The Shared Nature of Suffering

Letters to Malcolm addresses fear, anxiety, and unanswered prayer as experiences woven into Christian life rather than signs of spiritual collapse. He turns to Christ’s anguish in the Garden of Gethsemane to show how doubt and dread can become forms of obedience. Through the Passion narrative (the episodes in Christ’s journey of his greatest suffering, during which his sacrifice for humanity was most evident), Lewis presents intense personal suffering as the path that humanity walks and as the path that God chose to enter. This reading shifts moments of private crisis away from isolation and toward communion with Christ and everyone who suffers.


Lewis finds the key to this idea in Christ’s prayer at Gethsemane.

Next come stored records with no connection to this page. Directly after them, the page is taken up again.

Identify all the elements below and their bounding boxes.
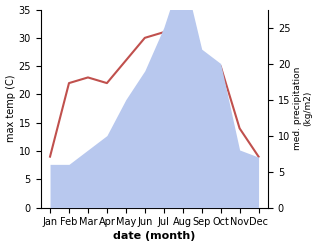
X-axis label: date (month): date (month) bbox=[113, 231, 196, 242]
Y-axis label: med. precipitation
(kg/m2): med. precipitation (kg/m2) bbox=[293, 67, 313, 150]
Y-axis label: max temp (C): max temp (C) bbox=[5, 75, 16, 142]
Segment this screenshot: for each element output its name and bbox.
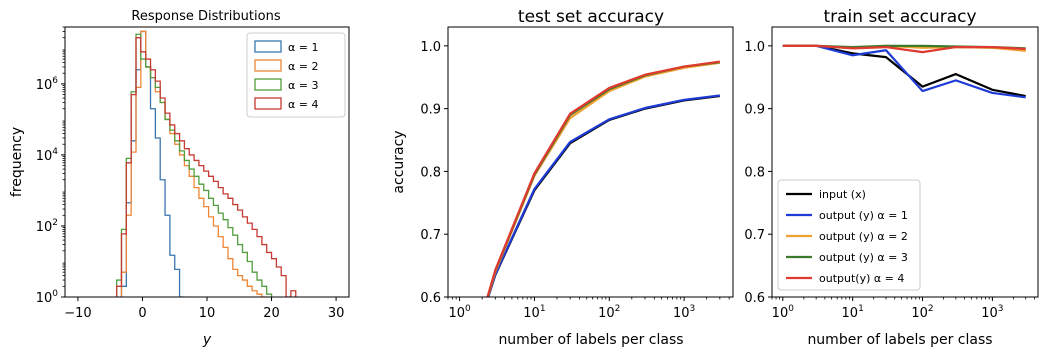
legend-label: input (x) [819, 188, 866, 201]
line-series-5 [486, 60, 720, 297]
x-tick-label: 30 [328, 306, 345, 321]
legend-box [777, 179, 921, 291]
line-series-5 [782, 44, 1026, 54]
y-tick-label: 104 [36, 147, 59, 164]
train-accuracy-panel: train set accuracy 100 101 102 103 0.6 0.7 0.8… [744, 7, 1039, 348]
x-tick-label: 101 [842, 304, 864, 321]
panel-2-xlabel: number of labels per class [498, 332, 683, 348]
x-tick-label: 20 [263, 306, 280, 321]
y-tick-label: 1.0 [420, 40, 441, 55]
legend-label: output(y) α = 4 [819, 272, 904, 285]
histogram-series-2 [120, 30, 267, 297]
y-tick-label: 0.8 [420, 165, 441, 180]
legend-label: output (y) α = 3 [819, 251, 908, 264]
panel-1-title: Response Distributions [131, 9, 280, 24]
x-tick-label: 103 [981, 304, 1003, 321]
histogram-series-3 [115, 33, 273, 297]
panel-2-frame [447, 26, 734, 298]
x-tick-label: 100 [448, 304, 471, 321]
legend-swatch [254, 97, 282, 110]
y-tick-label: 0.9 [744, 103, 765, 118]
line-series-2 [486, 94, 720, 297]
x-tick-label: 101 [523, 304, 545, 321]
panel-3-title: train set accuracy [823, 7, 976, 27]
y-tick-label: 100 [36, 289, 59, 306]
y-tick-label: 102 [36, 218, 58, 235]
y-tick-label: 0.6 [744, 291, 765, 306]
x-tick-label: 102 [911, 304, 933, 321]
y-tick-label: 106 [36, 76, 59, 93]
panel-2-ylabel: accuracy [391, 130, 407, 193]
x-tick-label: 10 [199, 306, 216, 321]
y-tick-label: 0.7 [420, 228, 441, 243]
legend-label: α = 2 [288, 60, 318, 73]
legend-swatch [254, 78, 282, 91]
histogram-series-4 [115, 37, 297, 297]
test-accuracy-panel: test set accuracy 100 101 102 103 0.6 0.7 0.8 0… [391, 7, 734, 348]
legend-swatch [254, 59, 282, 72]
y-tick-label: 0.6 [420, 291, 441, 306]
legend-label: output (y) α = 2 [819, 230, 908, 243]
y-tick-label: 1.0 [744, 40, 765, 55]
panel-3-frame [771, 26, 1039, 298]
x-tick-label: −10 [64, 306, 91, 321]
line-series-2 [782, 44, 1026, 99]
x-tick-label: 103 [673, 304, 695, 321]
y-tick-label: 0.9 [420, 103, 441, 118]
panel-2-title: test set accuracy [518, 7, 664, 27]
legend-box [246, 32, 346, 118]
legend-label: α = 4 [288, 98, 318, 111]
legend-swatch [254, 40, 282, 53]
x-tick-label: 102 [598, 304, 620, 321]
legend-label: output (y) α = 1 [819, 209, 908, 222]
y-tick-label: 0.8 [744, 165, 765, 180]
response-distributions-panel: Response Distributions −10 0 10 20 30 100 102 1… [9, 9, 350, 348]
legend-label: α = 1 [288, 41, 318, 54]
x-tick-label: 0 [138, 306, 146, 321]
y-tick-label: 0.7 [744, 228, 765, 243]
line-series-1 [487, 94, 720, 297]
panel-3-xlabel: number of labels per class [807, 332, 992, 348]
legend-label: α = 3 [288, 79, 318, 92]
panel-1-xlabel: y [202, 332, 212, 348]
panel-1-ylabel: frequency [9, 127, 25, 197]
x-tick-label: 100 [772, 304, 795, 321]
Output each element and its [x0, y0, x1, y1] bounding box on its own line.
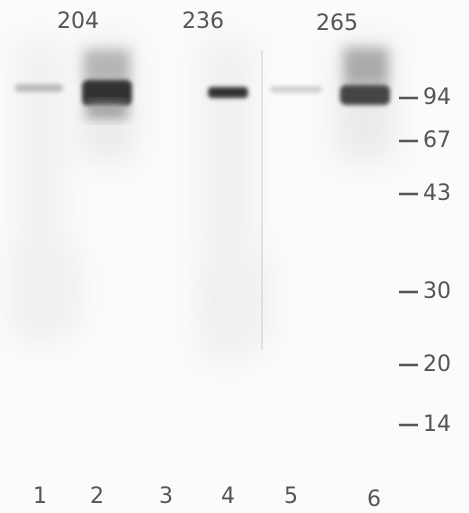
ladder-lane-6: [344, 48, 388, 86]
marker-label: 43: [423, 181, 451, 206]
lane-label: 2: [90, 484, 104, 509]
marker-label: 30: [423, 279, 451, 304]
marker-label: 94: [423, 85, 451, 110]
group-label: 265: [316, 11, 358, 36]
marker-label: 20: [423, 352, 451, 377]
band-lane-2: [82, 80, 132, 106]
ladder-lane-2: [84, 50, 130, 84]
smear-lane-2: [86, 104, 128, 118]
lane-label: 4: [221, 484, 235, 509]
band-lane-5: [270, 86, 322, 93]
band-lane-1: [15, 84, 63, 92]
group-label: 236: [182, 9, 224, 34]
lane-label: 5: [284, 484, 298, 509]
page: 204 236 265 94 67 43 30 20 14 1 2 3 4 5 …: [0, 0, 469, 513]
lane-label: 3: [159, 484, 173, 509]
gel-figure: 204 236 265 94 67 43 30 20 14 1 2 3 4 5 …: [0, 0, 469, 513]
marker-label: 67: [423, 128, 451, 153]
lane-label: 1: [33, 484, 47, 509]
band-lane-4: [208, 87, 248, 98]
marker-label: 14: [423, 412, 451, 437]
band-lane-6: [340, 85, 390, 105]
lane-label: 6: [367, 487, 381, 512]
group-label: 204: [57, 9, 99, 34]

He argues that Jesus could only have prayed that the “cup might pass” (57) if He did not know with certainty that it would not. Lewis writes that Christ’s divine foreknowledge was held back for that moment, which brought on “the torments of hope—of suspense, anxiety” (57). Jesus needed to face this uncertainty, since a predictable world does not reflect human life. Lewis emphasizes that anxiety is an affliction rather than a moral failure. He writes that these experiences are “afflictions, not sins” (56) and that they mark one’s “share in the Passion of Christ” (56) when one accepts them as such.


This approach lets the sufferer see anguish as a point of connection with Christ’s own human experience. His example at Gethsemane shows believers the value of releasing their deepest desires and fears to God without pretense. Lewis emphasizes that the frank admission of suffering and the desire to escape it do not negate the prayer’s petitionary character. God is all-knowing, so honest expressions of suffering are preferable to veiled expressions of resignation.

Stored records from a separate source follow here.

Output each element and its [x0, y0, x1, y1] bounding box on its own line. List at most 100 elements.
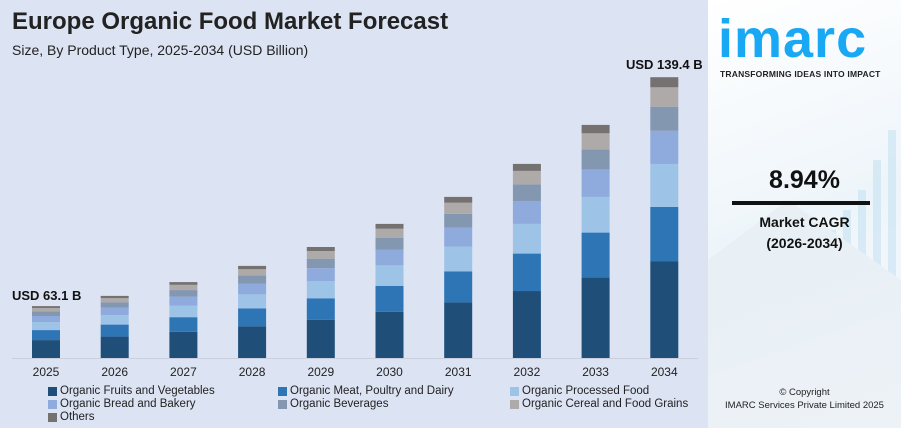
bar-segment: [444, 196, 473, 203]
bar-segment: [32, 306, 60, 308]
legend-label: Organic Bread and Bakery: [60, 398, 196, 410]
chart-title: Europe Organic Food Market Forecast: [12, 8, 449, 35]
bar-segment: [32, 340, 60, 358]
bar-segment: [444, 227, 473, 247]
bar-segment: [581, 196, 610, 233]
bar-segment: [512, 200, 541, 224]
bar-segment: [581, 133, 610, 150]
legend-item: Organic Fruits and Vegetables: [48, 385, 215, 397]
chart-subtitle: Size, By Product Type, 2025-2034 (USD Bi…: [12, 42, 309, 58]
bar-segment: [375, 285, 404, 312]
bar-segment: [306, 268, 335, 282]
bar-segment: [100, 298, 129, 303]
copyright: © Copyright: [779, 387, 830, 398]
bar-segment: [650, 87, 679, 107]
bar-segment: [32, 307, 60, 312]
bar-segment: [375, 237, 404, 250]
bar-segment: [306, 258, 335, 269]
bar-segment: [650, 261, 679, 358]
bar-segment: [169, 317, 198, 332]
divider: [732, 201, 870, 205]
x-tick-label: 2029: [307, 365, 334, 379]
legend-item: Others: [48, 411, 95, 423]
bar-segment: [100, 295, 129, 299]
bar-segment: [581, 124, 610, 134]
bar-segment: [444, 302, 473, 358]
bar-segment: [169, 305, 198, 318]
bar-segment: [650, 163, 679, 207]
bar-segment: [306, 319, 335, 358]
x-tick-label: 2025: [33, 365, 60, 379]
legend-swatch: [48, 386, 57, 396]
bar-segment: [650, 206, 679, 262]
bar-segment: [100, 315, 129, 325]
bar-segment: [306, 247, 335, 251]
bar-segment: [100, 307, 129, 316]
bar-segment: [512, 291, 541, 358]
bar-segment: [512, 223, 541, 254]
bar-segment: [375, 311, 404, 358]
bar-segment: [32, 322, 60, 331]
cagr-period: (2026-2034): [766, 235, 843, 251]
bar-segment: [100, 324, 129, 337]
x-tick-label: 2028: [239, 365, 266, 379]
bar-segment: [169, 290, 198, 297]
legend-label: Others: [60, 411, 95, 423]
bar-segment: [375, 249, 404, 266]
data-label-2034: USD 139.4 B: [626, 57, 703, 72]
legend-swatch: [278, 399, 287, 409]
x-tick-label: 2026: [101, 365, 128, 379]
legend-item: Organic Beverages: [278, 398, 388, 410]
bar-segment: [306, 281, 335, 299]
bar-segment: [512, 163, 541, 171]
brand-panel: imarc TRANSFORMING IDEAS INTO IMPACT 8.9…: [708, 0, 901, 428]
bar-segment: [512, 170, 541, 185]
bar-segment: [238, 308, 267, 327]
bar-segment: [169, 282, 198, 285]
legend-label: Organic Cereal and Food Grains: [522, 398, 689, 410]
bar-segment: [306, 250, 335, 259]
x-tick-label: 2033: [582, 365, 609, 379]
legend-swatch: [510, 399, 519, 409]
bar-segment: [169, 296, 198, 306]
x-tick-label: 2031: [445, 365, 472, 379]
bar-segment: [238, 294, 267, 309]
legend-item: Organic Bread and Bakery: [48, 398, 196, 410]
legend-label: Organic Processed Food: [522, 385, 650, 397]
background-chart-decoration: [708, 130, 901, 428]
bar-segment: [100, 336, 129, 358]
legend-label: Organic Meat, Poultry and Dairy: [290, 385, 454, 397]
bar-segment: [650, 106, 679, 131]
brand-tagline: TRANSFORMING IDEAS INTO IMPACT: [720, 69, 881, 79]
bar-segment: [650, 77, 679, 88]
bar-segment: [32, 316, 60, 323]
legend-item: Organic Processed Food: [510, 385, 649, 397]
x-tick-label: 2030: [376, 365, 403, 379]
cagr-label: Market CAGR: [759, 214, 850, 230]
legend-swatch: [510, 386, 519, 396]
bar-segment: [512, 184, 541, 201]
bar-segment: [238, 326, 267, 358]
bar-segment: [238, 283, 267, 295]
copyright-company: IMARC Services Private Limited 2025: [725, 400, 884, 411]
bar-segment: [100, 302, 129, 308]
x-tick-label: 2027: [170, 365, 197, 379]
bar-segment: [650, 130, 679, 164]
bar-segment: [306, 298, 335, 320]
bar-segment: [32, 330, 60, 341]
bar-segment: [375, 228, 404, 238]
bar-segment: [375, 265, 404, 286]
x-tick-label: 2034: [651, 365, 678, 379]
bar-segment: [444, 213, 473, 228]
legend-item: Organic Cereal and Food Grains: [510, 398, 688, 410]
bar-segment: [238, 265, 267, 270]
bar-segment: [581, 277, 610, 358]
legend-swatch: [278, 386, 287, 396]
chart-panel: Europe Organic Food Market Forecast Size…: [0, 0, 708, 428]
bar-segment: [238, 269, 267, 276]
legend-swatch: [48, 399, 57, 409]
bar-segment: [375, 223, 404, 229]
bar-segment: [32, 311, 60, 317]
cagr-value: 8.94%: [769, 166, 840, 194]
bar-segment: [444, 246, 473, 272]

Lewis then reads the entire Passion as a pattern for moments of human crisis and desertion. When Jesus reaches His final trial, every source of support drops away. He looks first to His friends, who are asleep. He then faces the church that He founded, and it condemns Him. The state offers a chance for justice, yet political convenience prevails. The people whom He healed and taught turn into a “murderous rabble shouting for His blood” (59). This sequence ends in the cry of abandonment from the cross: “Why hast thou forsaken me?” (59). Lewis sees this chain of losses as the human condition “writ large.” Each support fails, and each exit closes. Christ’s entry into this complete desertion by His followers gives shape and meaning to the experience of being forsaken. Lewis places the meeting point between the believer and the Master inside that shared darkness rather than on any easy path.